Os próprios jogadores, claro, têm problemas para aceitar que precisam de ajuda. Quando falamos do esporte masculino, outra dinâmica vem à tona: o machismo enraizado na sociedade. Afinal, são homens criados para serem o maior exemplo de virilidade possível. "Homem não chora", ensinaram e ainda ensinam por aí. Uma tolice sem tamanho. Homem chora, sofre, se descontrola e precisa de ajuda sim. De preferência, de ajuda profissional. E ninguém se torna menor por isso.

O debate precisa urgentemente ser mais espalhado. Tratado da forma como merece: com seriedade, abrindo os ouvidos e as orelhas para que, cada vez mais, os atletas também possam se abrir. Pra que não sejam julgados e vistos como fracasso por admitirem seus problemas. Pra que mais nenhum atleta de alto rendimento tire sua própria vida.

Sofrer uma ruptura de ligamento gera apoio e tratamento vindo de muitos lados.
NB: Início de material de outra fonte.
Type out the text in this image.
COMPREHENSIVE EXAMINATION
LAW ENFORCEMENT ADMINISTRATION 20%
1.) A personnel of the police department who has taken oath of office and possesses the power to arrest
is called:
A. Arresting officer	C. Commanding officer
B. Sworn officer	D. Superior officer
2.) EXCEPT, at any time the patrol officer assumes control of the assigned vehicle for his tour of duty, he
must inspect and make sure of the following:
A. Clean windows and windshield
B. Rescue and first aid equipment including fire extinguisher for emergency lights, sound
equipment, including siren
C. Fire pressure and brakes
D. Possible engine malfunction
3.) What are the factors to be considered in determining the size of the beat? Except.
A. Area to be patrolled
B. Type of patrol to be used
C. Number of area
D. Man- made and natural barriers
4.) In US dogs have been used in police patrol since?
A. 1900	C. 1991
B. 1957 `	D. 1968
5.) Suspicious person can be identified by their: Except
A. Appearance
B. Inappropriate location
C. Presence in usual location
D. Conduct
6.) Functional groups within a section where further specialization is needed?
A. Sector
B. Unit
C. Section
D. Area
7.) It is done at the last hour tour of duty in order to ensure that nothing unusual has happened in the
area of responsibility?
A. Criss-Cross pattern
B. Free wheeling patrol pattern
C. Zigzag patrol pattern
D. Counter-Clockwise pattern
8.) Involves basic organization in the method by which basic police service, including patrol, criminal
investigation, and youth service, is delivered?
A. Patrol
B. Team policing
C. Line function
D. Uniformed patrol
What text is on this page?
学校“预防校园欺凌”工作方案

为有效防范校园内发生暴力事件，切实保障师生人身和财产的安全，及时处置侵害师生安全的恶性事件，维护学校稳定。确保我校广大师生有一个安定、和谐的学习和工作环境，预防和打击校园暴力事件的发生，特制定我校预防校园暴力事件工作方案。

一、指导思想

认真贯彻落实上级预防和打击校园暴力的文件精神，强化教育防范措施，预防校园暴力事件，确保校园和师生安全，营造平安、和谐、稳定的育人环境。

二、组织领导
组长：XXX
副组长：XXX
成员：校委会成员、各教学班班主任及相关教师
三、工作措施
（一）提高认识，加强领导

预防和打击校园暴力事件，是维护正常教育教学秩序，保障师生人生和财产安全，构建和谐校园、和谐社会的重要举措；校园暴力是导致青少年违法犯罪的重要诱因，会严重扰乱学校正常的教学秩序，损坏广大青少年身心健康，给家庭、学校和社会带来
Sofrer com a depressão, a ansiedade ou qualquer tipo de transtorno desse tipo também deveria gerar a mesma coisa. Especialmente no esporte de alto rendimento, que tem - ou deveria ter - recursos de sobra pra gerenciar o mental de seus atletas no mesmo nível que gerencia o físico e o técnico.

A saúde mental não é só uma desculpa dada pelos atletas. Uma muleta utilizada para justificar um desempenho abaixo do esperado. Pelo contrário: admitir que não está bem psicologicamente é uma demonstração de muita força de dar a cara a tapa justamente para enfrentar esse tipo de discurso, se expondo e se abrindo de uma maneira que poucos fazem. Não é bobagem, não é síndrome de "pipoqueiro". É algo muito sério.